I motivi indicati debbono essere trattali unitariamente, in quanto tutti volti a prospettare una diversa lettura dei dati probatori acquisiti nel corso dei primi due gradi di giudizio senza individuare specifiche valutazioni erronee o incongrue applicazioni dei canoni della logica: la motivazione assunta nella sentenza impugnata supera quindi in modo limpido il vaglio di legittimità demandato a questa Corte. Secondo l’insegnamento delle Sezioni Unite il giudice di legittimità non ha il potere di riesaminare il merito della intera vicenda processuale, bensì la sola facoltà di controllo, sotto il profilo della correttezza giuridica e della coerenza logico – formale, delle argomentazioni svolte dal giudice del merito, al quale spetta, in via esclusiva, il compito di individuare le fonti del proprio convincimento, di assumere e valutare le prove, di controllarne l’attendibilità e la concludenza, di scegliere, tra le complessive risultanze del processo, quelle ritenute maggiormente idonee a dimostrare la veridicità dei fatti ad esse sottesi, dando, così, liberamente prevalenza all’uno o all’altro dei mezzi di prova acquisiti (salvo i casi tassativamente previsti dalla legge). Ne consegue che il preteso vizio di motivazione, sotto il profilo della omissione, insufficienza, contraddittorietà della medesima, può legittimamente dirsi sussistente solo quando, nel ragionamento del giudice di merito, sia rinvenibile traccia evidente del mancato (o insufficiente) esame di punti decisivi della controversia, prospettato dalle parti o rilevabile di ufficio, ovvero quando esista insanabile contrasto tra le argomentazioni complessivamente adottate, tale da non consentire l’identificazione del procedimento logico – giuridico posto a base della decisione. (Cass. SS.UU. 27 dicembre 1997 n. 13045). Nella specie, i giudici del merito hanno invece valutato in modo coerente e completo le risultanze agli atti, pervenendo al convincimento, adeguatamente e compiutamente motivato, della non occasionale presenza del ricorrente C., in qualità di responsabile, nella struttura sanitaria presso la quale la sig. D.G. si rivolse per le cure dentarie.

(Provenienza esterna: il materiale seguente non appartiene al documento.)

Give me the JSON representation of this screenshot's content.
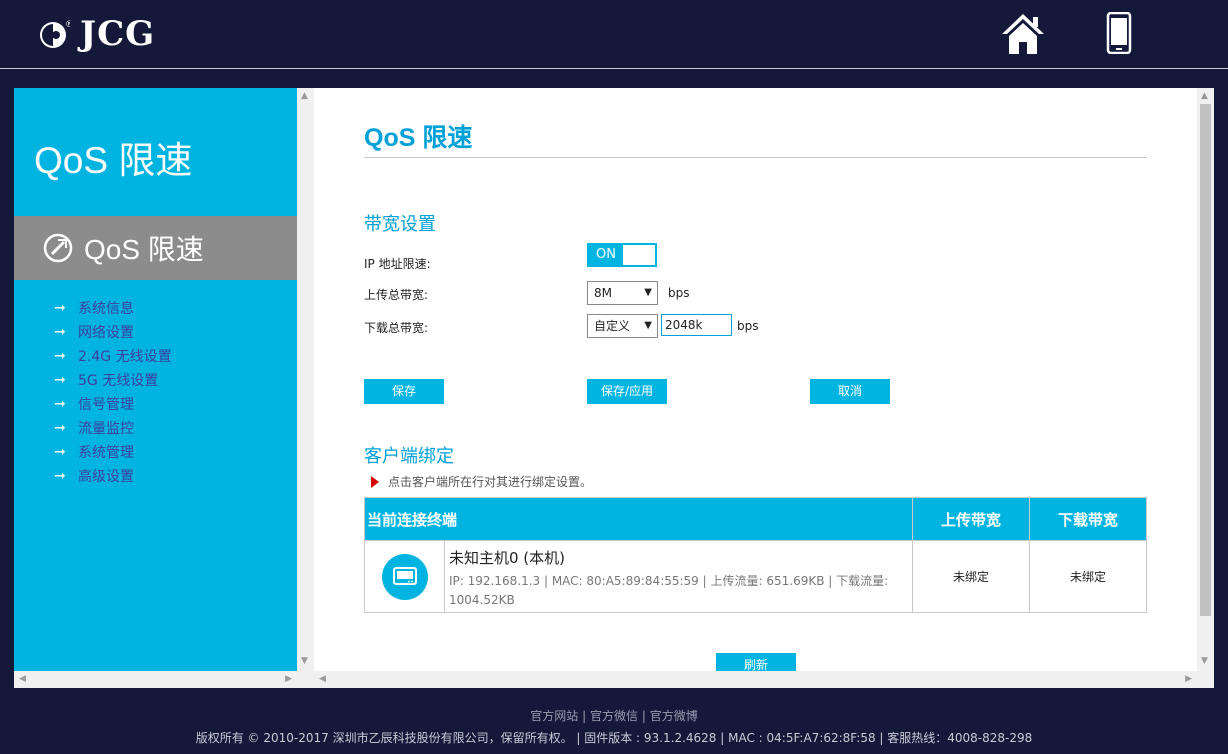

Il ricorso merita quindi il rigetto: segue la condanna della parte ricorrente al pagamento delle spese del presente giudizio di cassazione, liquidate come in dispositivo.
P.Q.M.
La Corte Suprema di Cassazione, Terza Sezione Civile, rigetta il ricorso e condanna il ricorrente al pagamento delle spese del giudizio di cassazione, che liquida in complessivi Euro 3.200,00, dei quali Euro 3.000,00, per onorari, oltre spese generali e accessori come per legge.
Così deciso in Roma, il 23 giugno 2009.